Every time I consider the simplicity of computing in the early 90s (when I was a kid) I have a pang of nostalgia.

We've made some wonderful things together as an industry but the author reminded me of something poignant in his last paragraph.

When I was younger I used to strive to keep my computer running as long as possible. I relished the idea that in the future, it would never need to turn off. Now I live a life where I seem to be hoping to do the exact opposite.

> Every time I consider the simplicity of computing in the early 90s (when I was a kid) I have a pang of nostalgia.

Nostalgia is a very subjective thing. Today, people fondly reminisce their first BASIC application or developing their first program that created a network socket. In the future, the old hats may look back longingly over setting up their first multi-server cluster or modifying an app to take advantage of parallelism or a GPU. Nostalgia isn't going anywhere.

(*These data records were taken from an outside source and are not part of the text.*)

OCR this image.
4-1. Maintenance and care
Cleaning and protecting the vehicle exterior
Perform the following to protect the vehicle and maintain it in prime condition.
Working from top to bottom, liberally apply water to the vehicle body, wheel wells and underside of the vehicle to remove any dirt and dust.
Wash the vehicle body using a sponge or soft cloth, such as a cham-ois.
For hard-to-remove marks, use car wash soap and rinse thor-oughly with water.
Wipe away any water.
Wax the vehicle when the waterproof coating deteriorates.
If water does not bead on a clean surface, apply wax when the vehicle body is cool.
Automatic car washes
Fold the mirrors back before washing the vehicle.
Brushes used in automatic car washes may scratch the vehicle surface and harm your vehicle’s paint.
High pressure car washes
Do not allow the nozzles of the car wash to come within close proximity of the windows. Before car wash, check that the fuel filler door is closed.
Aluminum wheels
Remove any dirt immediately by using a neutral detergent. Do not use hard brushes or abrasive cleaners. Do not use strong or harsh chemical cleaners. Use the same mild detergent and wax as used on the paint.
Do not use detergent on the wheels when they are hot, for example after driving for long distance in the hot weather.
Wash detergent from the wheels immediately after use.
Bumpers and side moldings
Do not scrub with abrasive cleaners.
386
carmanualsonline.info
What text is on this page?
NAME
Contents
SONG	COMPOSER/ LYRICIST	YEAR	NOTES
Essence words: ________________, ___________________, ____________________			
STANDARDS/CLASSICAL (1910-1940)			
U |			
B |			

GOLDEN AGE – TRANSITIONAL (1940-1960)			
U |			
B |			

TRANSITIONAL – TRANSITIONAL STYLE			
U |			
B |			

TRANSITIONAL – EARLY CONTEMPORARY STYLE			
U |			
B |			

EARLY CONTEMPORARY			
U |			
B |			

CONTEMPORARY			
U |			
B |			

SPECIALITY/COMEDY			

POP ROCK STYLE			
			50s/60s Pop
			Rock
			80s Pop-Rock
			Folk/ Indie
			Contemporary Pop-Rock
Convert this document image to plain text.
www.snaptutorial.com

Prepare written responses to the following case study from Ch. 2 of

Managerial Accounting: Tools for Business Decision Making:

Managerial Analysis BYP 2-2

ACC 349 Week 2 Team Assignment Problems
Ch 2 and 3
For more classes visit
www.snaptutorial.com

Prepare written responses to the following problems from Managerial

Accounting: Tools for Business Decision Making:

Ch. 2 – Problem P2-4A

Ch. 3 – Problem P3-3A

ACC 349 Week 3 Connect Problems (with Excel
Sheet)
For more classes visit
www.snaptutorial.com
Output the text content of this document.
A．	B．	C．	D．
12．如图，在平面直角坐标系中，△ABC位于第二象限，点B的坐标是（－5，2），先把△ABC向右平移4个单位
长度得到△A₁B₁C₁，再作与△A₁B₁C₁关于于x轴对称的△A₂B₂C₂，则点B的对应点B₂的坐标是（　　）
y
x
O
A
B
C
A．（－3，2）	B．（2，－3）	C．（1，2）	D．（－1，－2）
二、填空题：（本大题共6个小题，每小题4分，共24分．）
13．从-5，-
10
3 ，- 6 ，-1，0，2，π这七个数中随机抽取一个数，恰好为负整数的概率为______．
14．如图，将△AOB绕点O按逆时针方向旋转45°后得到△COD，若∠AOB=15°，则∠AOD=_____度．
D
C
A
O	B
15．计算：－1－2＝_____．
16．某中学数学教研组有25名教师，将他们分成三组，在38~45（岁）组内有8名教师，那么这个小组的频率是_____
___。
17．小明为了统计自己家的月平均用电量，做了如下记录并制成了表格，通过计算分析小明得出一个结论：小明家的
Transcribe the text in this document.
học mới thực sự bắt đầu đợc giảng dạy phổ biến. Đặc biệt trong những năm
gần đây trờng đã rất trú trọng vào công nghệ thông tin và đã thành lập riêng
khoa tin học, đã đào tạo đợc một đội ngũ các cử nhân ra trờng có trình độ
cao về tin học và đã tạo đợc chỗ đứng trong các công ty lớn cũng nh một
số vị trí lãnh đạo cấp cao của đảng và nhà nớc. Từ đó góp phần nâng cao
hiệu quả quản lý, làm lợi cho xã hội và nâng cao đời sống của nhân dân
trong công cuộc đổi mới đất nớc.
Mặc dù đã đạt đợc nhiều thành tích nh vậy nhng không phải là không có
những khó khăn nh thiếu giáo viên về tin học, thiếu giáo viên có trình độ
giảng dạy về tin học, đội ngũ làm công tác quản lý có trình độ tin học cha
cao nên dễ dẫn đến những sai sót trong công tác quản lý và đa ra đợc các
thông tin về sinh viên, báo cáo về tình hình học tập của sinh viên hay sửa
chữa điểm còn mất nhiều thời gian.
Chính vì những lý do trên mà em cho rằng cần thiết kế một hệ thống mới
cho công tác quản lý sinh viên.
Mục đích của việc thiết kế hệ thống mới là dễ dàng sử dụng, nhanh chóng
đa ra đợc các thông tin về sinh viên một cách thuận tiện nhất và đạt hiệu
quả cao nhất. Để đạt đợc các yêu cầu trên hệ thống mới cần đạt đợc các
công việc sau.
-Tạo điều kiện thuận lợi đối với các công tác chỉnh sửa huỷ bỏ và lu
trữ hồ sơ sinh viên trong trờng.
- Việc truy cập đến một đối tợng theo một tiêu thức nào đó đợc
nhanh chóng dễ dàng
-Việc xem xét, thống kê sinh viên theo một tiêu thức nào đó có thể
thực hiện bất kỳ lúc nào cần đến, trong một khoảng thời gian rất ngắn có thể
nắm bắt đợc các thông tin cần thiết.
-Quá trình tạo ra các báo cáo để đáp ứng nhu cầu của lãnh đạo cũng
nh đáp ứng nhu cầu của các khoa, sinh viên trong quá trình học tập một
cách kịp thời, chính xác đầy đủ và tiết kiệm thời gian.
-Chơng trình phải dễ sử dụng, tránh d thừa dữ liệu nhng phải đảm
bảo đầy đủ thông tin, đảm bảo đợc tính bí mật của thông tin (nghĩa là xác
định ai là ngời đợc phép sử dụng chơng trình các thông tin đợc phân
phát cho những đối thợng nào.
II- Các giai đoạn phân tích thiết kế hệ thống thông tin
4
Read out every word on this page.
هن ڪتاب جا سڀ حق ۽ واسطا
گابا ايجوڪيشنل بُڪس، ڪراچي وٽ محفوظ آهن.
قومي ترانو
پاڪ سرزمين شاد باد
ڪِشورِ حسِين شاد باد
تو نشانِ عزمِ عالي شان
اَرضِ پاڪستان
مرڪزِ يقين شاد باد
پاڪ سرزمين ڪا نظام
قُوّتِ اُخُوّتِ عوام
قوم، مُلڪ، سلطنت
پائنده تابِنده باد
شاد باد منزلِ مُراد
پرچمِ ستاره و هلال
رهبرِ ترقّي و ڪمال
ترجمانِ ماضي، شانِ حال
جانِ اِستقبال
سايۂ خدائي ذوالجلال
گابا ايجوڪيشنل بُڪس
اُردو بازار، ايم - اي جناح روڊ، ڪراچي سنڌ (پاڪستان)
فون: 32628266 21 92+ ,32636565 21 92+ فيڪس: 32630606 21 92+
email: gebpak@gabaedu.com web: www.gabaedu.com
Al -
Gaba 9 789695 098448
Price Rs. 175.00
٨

Personally I think nostalgia is a proxy for a generalized desire for simplicity. Most people don't long for the days of swapping out 10 different floppy disks to install an operating system, or of messing around with IRQ/DMA and UART settings to get a modem configured. It's the simple things (like BASIC) that are remembered and missed.

Maybe something like a cheap Chromebook that boots into something like BASIC where it's easy to write simple PRINT and GOTO based programs, draw stuff on the screen, and beep and boop the sound card.

It's having access to simple and easily composable basic elements, like Legos, that made computing so accessible back in the day. Computer gaming was my big motivation.

So, this simple platform also needs a decent collection of fun and hackable games, and other useful applications.